Weak Demand Drives Oil Prices, Volatility Looms: JP Morgan, Goldman Sachs
SEATTLE (Oil Monster): Global oil markets are facing increasing uncertainty as JPMorgan Chase and Goldman Sachs converge on a key outlook: weak demand is the primary force behind falling crude prices, despite ongoing geopolitical tensions.
Recent disruptions in the Strait of Hormuz and escalating Middle East conflicts briefly pushed oil prices higher. WTI Crude surged over 8% intraday, while Brent Crude climbed nearly 6%, recovering losses from the previous week.

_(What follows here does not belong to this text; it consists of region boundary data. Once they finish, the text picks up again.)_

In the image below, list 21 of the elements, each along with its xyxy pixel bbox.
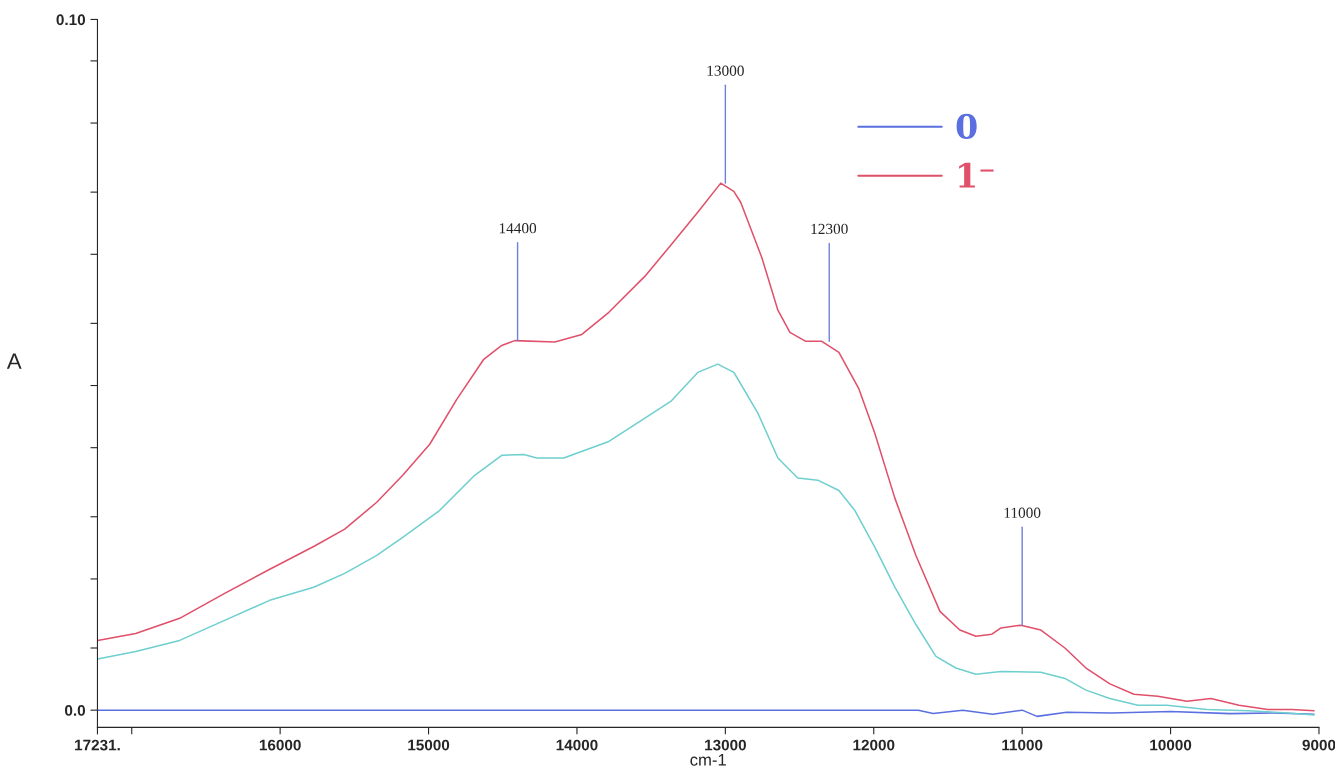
x-tick-label: 15000 xyxy=(408,739,450,751)
x-tick-label: 14000 xyxy=(556,739,598,751)
x-tick-label: 10000 xyxy=(1150,739,1192,751)
x-tick-label: 12000 xyxy=(853,739,895,751)
y-tick-label: 0.0 xyxy=(65,705,86,716)
x-tick-label: 16000 xyxy=(259,739,301,751)
x-tick-label: 13000 xyxy=(705,739,746,751)
annotation: 11000 xyxy=(1004,507,1041,518)
x-tick-label: 17231. xyxy=(75,739,120,751)
line-series xyxy=(97,709,1315,718)
x-axis-title: cm-1 xyxy=(690,754,726,766)
legend-label: 0 xyxy=(956,113,977,139)
line-series xyxy=(97,363,1315,716)
y-tick-label: 0.10 xyxy=(56,14,86,26)
annotation: 12300 xyxy=(811,223,848,235)
legend-label: 1⁻ xyxy=(959,162,994,188)
y-axis-title: A xyxy=(6,353,22,369)
annotation: 13000 xyxy=(707,65,744,76)
x-tick-label: 11000 xyxy=(1002,739,1043,751)
annotation: 14400 xyxy=(499,223,537,234)
x-tick-label: 9000 xyxy=(1302,739,1335,751)
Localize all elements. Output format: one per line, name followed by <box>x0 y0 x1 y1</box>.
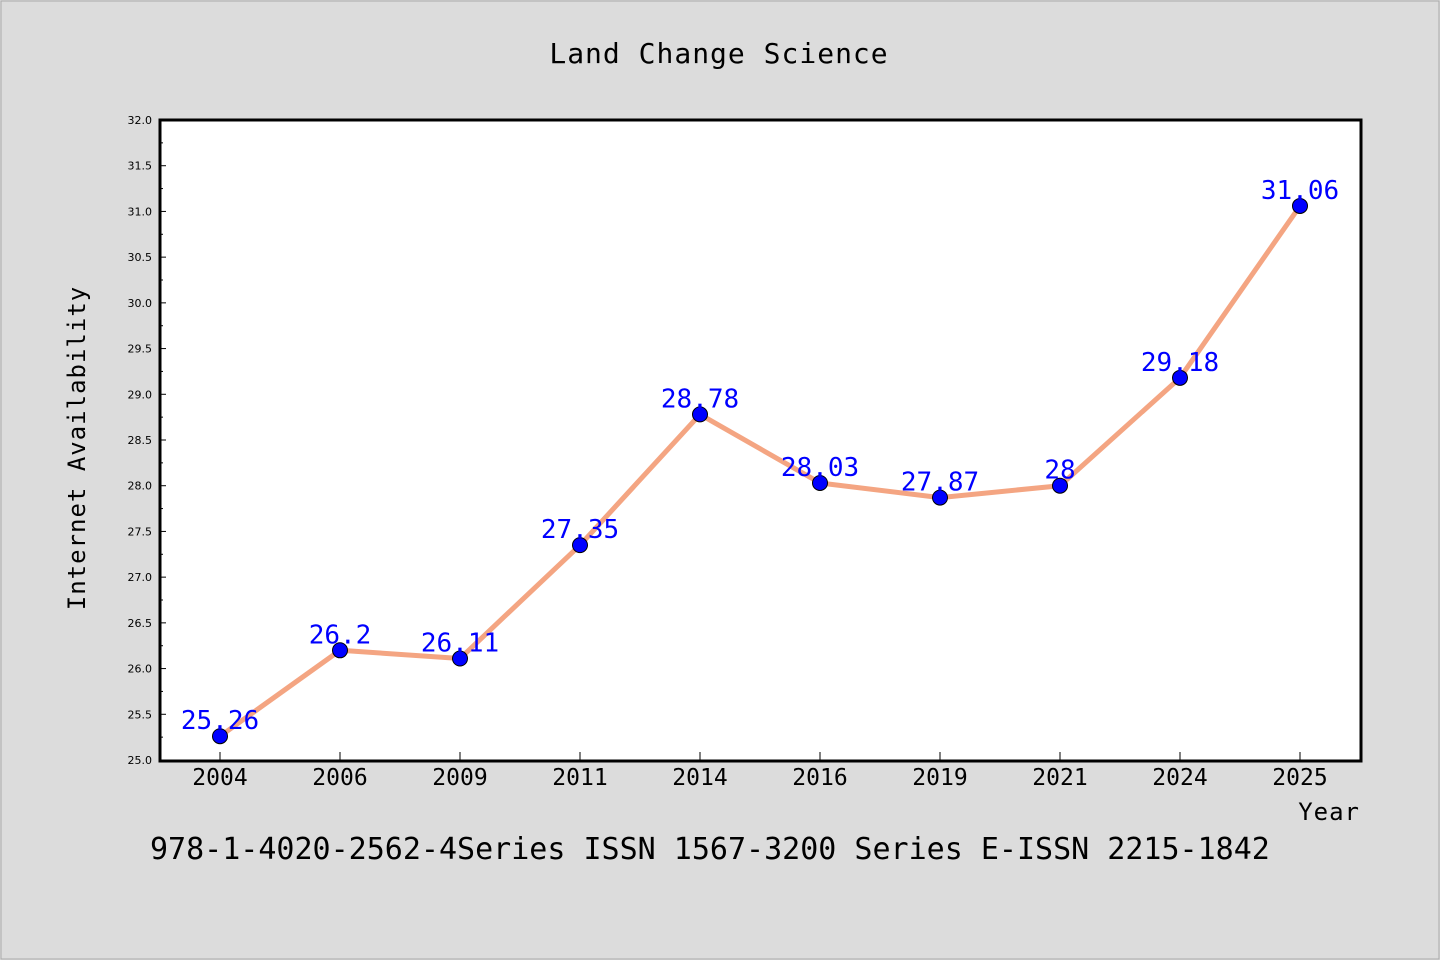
data-point <box>812 474 828 491</box>
y-tick-label: 28.0 <box>128 480 153 493</box>
data-labels: 25.26 26.2 26.11 27.35 28.78 28.03 27.87 28 29.1… <box>181 176 1339 736</box>
x-tick-label: 2004 <box>192 765 247 791</box>
y-tick-label: 30.0 <box>128 297 153 310</box>
data-label: 31.06 <box>1261 176 1339 206</box>
data-label: 29.18 <box>1141 348 1219 378</box>
caption-text: 978-1-4020-2562-4Series ISSN 1567-3200 S… <box>150 832 1270 867</box>
data-label: 26.2 <box>309 620 372 650</box>
data-label: 28.03 <box>781 453 859 483</box>
x-tick-label: 2024 <box>1152 765 1207 791</box>
data-point <box>1052 477 1068 494</box>
data-point <box>692 406 708 423</box>
data-point <box>332 642 348 659</box>
data-point <box>452 650 468 667</box>
y-tick-label: 31.5 <box>128 160 153 173</box>
y-tick-label: 27.0 <box>128 571 153 584</box>
y-tick-label: 32.0 <box>128 114 153 127</box>
y-tick-label: 26.5 <box>128 617 153 630</box>
chart-title: Land Change Science <box>549 37 888 70</box>
y-tick-label: 31.0 <box>128 205 153 218</box>
series-line <box>217 203 1303 739</box>
plot-frame <box>158 118 1363 763</box>
data-label: 26.11 <box>421 629 499 659</box>
data-markers <box>212 197 1308 745</box>
x-tick-label: 2006 <box>312 765 367 791</box>
x-tick-label: 2014 <box>672 765 727 791</box>
y-tick-label: 27.5 <box>128 525 153 538</box>
x-tick-label: 2016 <box>792 765 847 791</box>
series-line-group <box>217 203 1303 739</box>
x-tick-label: 2019 <box>912 765 967 791</box>
data-point <box>572 537 588 554</box>
y-axis-label: Internet Availability <box>63 286 91 610</box>
plot-area <box>160 120 1361 761</box>
y-tick-label: 25.0 <box>128 754 153 767</box>
y-tick-label: 29.0 <box>128 388 153 401</box>
y-tick-label: 28.5 <box>128 434 153 447</box>
data-label: 28.78 <box>661 384 739 414</box>
data-label: 25.26 <box>181 706 259 736</box>
y-tick-label: 25.5 <box>128 708 153 721</box>
data-label: 27.87 <box>901 468 979 498</box>
x-tick-label: 2021 <box>1032 765 1087 791</box>
data-point <box>932 489 948 506</box>
y-tick-label: 29.5 <box>128 343 153 356</box>
data-point <box>1172 369 1188 386</box>
x-axis-label: Year <box>1298 798 1360 826</box>
y-tick-label: 26.0 <box>128 663 153 676</box>
data-label: 27.35 <box>541 515 619 545</box>
data-point <box>1292 197 1308 214</box>
data-point <box>212 728 228 745</box>
data-label: 28 <box>1044 456 1075 486</box>
x-axis: 2004 2006 2009 2011 2014 2016 2019 2021 2024 2025 <box>192 752 1328 791</box>
x-tick-label: 2025 <box>1272 765 1327 791</box>
y-tick-label: 30.5 <box>128 251 153 264</box>
x-tick-label: 2011 <box>552 765 607 791</box>
x-tick-label: 2009 <box>432 765 487 791</box>
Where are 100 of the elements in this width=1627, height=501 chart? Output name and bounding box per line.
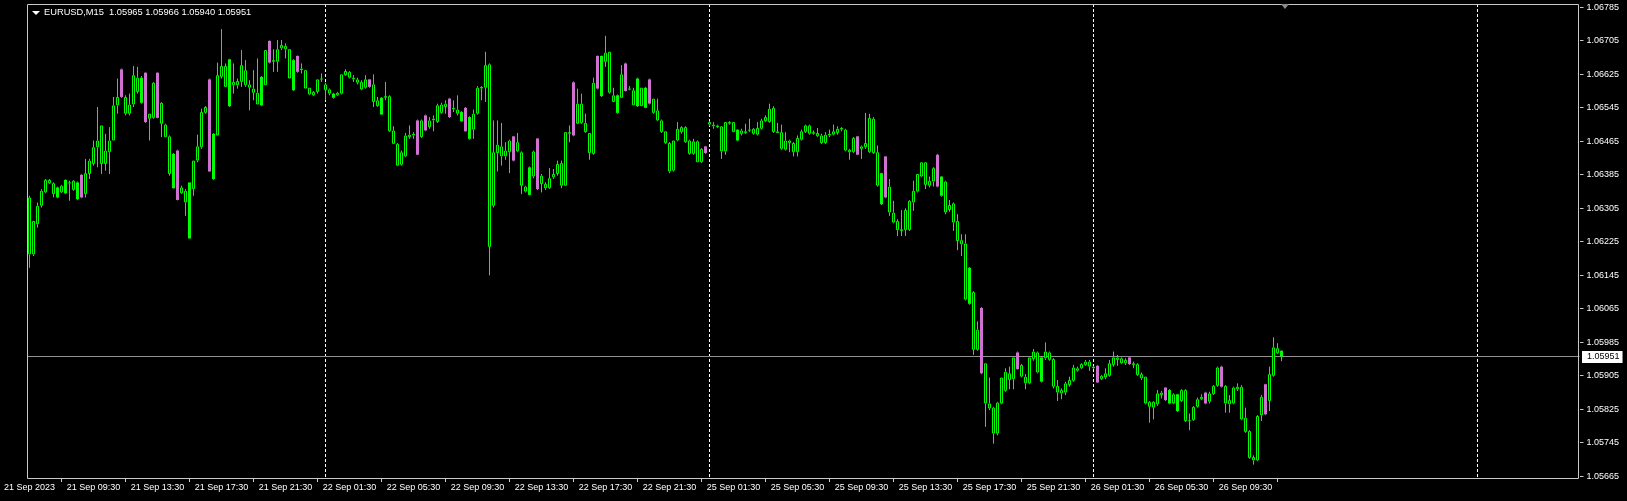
candlestick (900, 209, 903, 237)
y-tick-label: 1.06305 (1586, 202, 1620, 213)
candlestick (636, 78, 639, 107)
candlestick (608, 51, 611, 93)
x-tick-label: 26 Sep 01:30 (1090, 481, 1145, 492)
candlestick (1136, 364, 1139, 375)
y-tick-label: 1.06705 (1586, 35, 1620, 46)
candlestick (1144, 376, 1147, 404)
candlestick (464, 107, 467, 132)
candlestick (100, 125, 103, 175)
candlestick (1156, 389, 1159, 407)
x-tick-label: 22 Sep 17:30 (578, 481, 633, 492)
candlestick (1084, 359, 1087, 365)
candlestick (448, 98, 451, 118)
candlestick (120, 69, 123, 97)
candlestick (720, 126, 723, 160)
x-tick-label: 21 Sep 13:30 (130, 481, 185, 492)
candlestick (1200, 393, 1203, 400)
candlestick (488, 64, 491, 276)
candlestick (584, 113, 587, 133)
candlestick (576, 88, 579, 124)
candlestick (520, 152, 523, 195)
candlestick (592, 77, 595, 154)
x-tick-label: 25 Sep 09:30 (834, 481, 889, 492)
candlestick (984, 363, 987, 428)
candlestick (552, 168, 555, 180)
candlestick (1060, 387, 1063, 400)
candlestick (668, 143, 671, 174)
candlestick (444, 99, 447, 115)
candlestick (572, 82, 575, 136)
candlestick (116, 78, 119, 115)
candlestick (272, 48, 275, 73)
candlestick (544, 181, 547, 191)
candlestick (580, 93, 583, 123)
y-tick-label: 1.05905 (1586, 370, 1620, 381)
candlestick (812, 129, 815, 134)
candlestick (160, 102, 163, 138)
candlestick (1192, 406, 1195, 421)
candlestick (352, 74, 355, 83)
y-tick-label: 1.06545 (1586, 102, 1620, 113)
y-tick-label: 1.05985 (1586, 336, 1620, 347)
candlestick (1256, 416, 1259, 461)
candlestick (752, 128, 755, 134)
candlestick (360, 79, 363, 90)
x-tick-label: 22 Sep 01:30 (322, 481, 377, 492)
candlestick (144, 72, 147, 123)
candlestick (864, 112, 867, 150)
candlestick (924, 162, 927, 190)
candlestick (140, 75, 143, 103)
candlestick (64, 179, 67, 194)
candlestick (412, 131, 415, 140)
candlestick (1124, 357, 1127, 366)
y-tick-label: 1.05825 (1586, 403, 1620, 414)
x-tick-label: 22 Sep 13:30 (514, 481, 569, 492)
candlestick (932, 168, 935, 188)
candlestick (784, 131, 787, 150)
candlestick (372, 73, 375, 108)
candlestick (96, 106, 99, 168)
x-tick-label: 26 Sep 09:30 (1218, 481, 1273, 492)
x-tick-label: 21 Sep 17:30 (194, 481, 249, 492)
candlestick (1012, 357, 1015, 390)
candlestick (1184, 390, 1187, 422)
y-tick-label: 1.06145 (1586, 269, 1620, 280)
candlestick (540, 173, 543, 193)
x-tick-label: 25 Sep 05:30 (770, 481, 825, 492)
y-tick-label: 1.05745 (1586, 437, 1620, 448)
candlestick (508, 140, 511, 174)
x-tick-label: 25 Sep 17:30 (962, 481, 1017, 492)
candlestick (1080, 364, 1083, 369)
y-tick-label: 1.05665 (1586, 470, 1620, 481)
y-tick-label: 1.06065 (1586, 303, 1620, 314)
y-tick-label: 1.06625 (1586, 68, 1620, 79)
candlestick (256, 57, 259, 105)
candlestick (1120, 358, 1123, 364)
x-tick-label: 25 Sep 21:30 (1026, 481, 1081, 492)
candlestick (504, 141, 507, 161)
x-tick-label: 21 Sep 09:30 (66, 481, 121, 492)
x-tick-label: 25 Sep 01:30 (706, 481, 761, 492)
candlestick (500, 122, 503, 167)
x-tick-label: 21 Sep 2023 (3, 481, 56, 492)
candlestick (468, 117, 471, 139)
candlestick (1164, 387, 1167, 401)
y-tick-label: 1.06385 (1586, 169, 1620, 180)
candlestick (348, 71, 351, 78)
candlestick (1232, 387, 1235, 404)
candlestick (244, 59, 247, 88)
candlestick (332, 93, 335, 98)
ref-line-label: 1.05951 (1587, 351, 1620, 362)
candlestick (724, 122, 727, 156)
candlestick (80, 174, 83, 198)
candlestick (852, 137, 855, 153)
candlestick (712, 121, 715, 130)
candlestick (364, 74, 367, 88)
candlestick (516, 132, 519, 152)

However, both banks caution that underlying fundamentals remain weak. Goldman Sachs highlighted that soft demand for petrochemical feedstocks and jet fuel—driven by high refined product prices—is exerting downward pressure on crude markets. It maintained its 2026 price forecasts at $83 per barrel for Brent and $78 for WTI, assuming supply flows normalize.
JPMorgan echoed this view, noting that declining inventories and constrained supply should have supported prices. Instead, the continued drop signals fragile demand conditions, particularly in Europe, where refining margins have turned sharply negative.
Looking ahead, both institutions warn that shrinking inventories and potential refinery cuts could intensify market volatility. The evolving balance between geopolitical risks and weak consumption will remain central to oil price direction.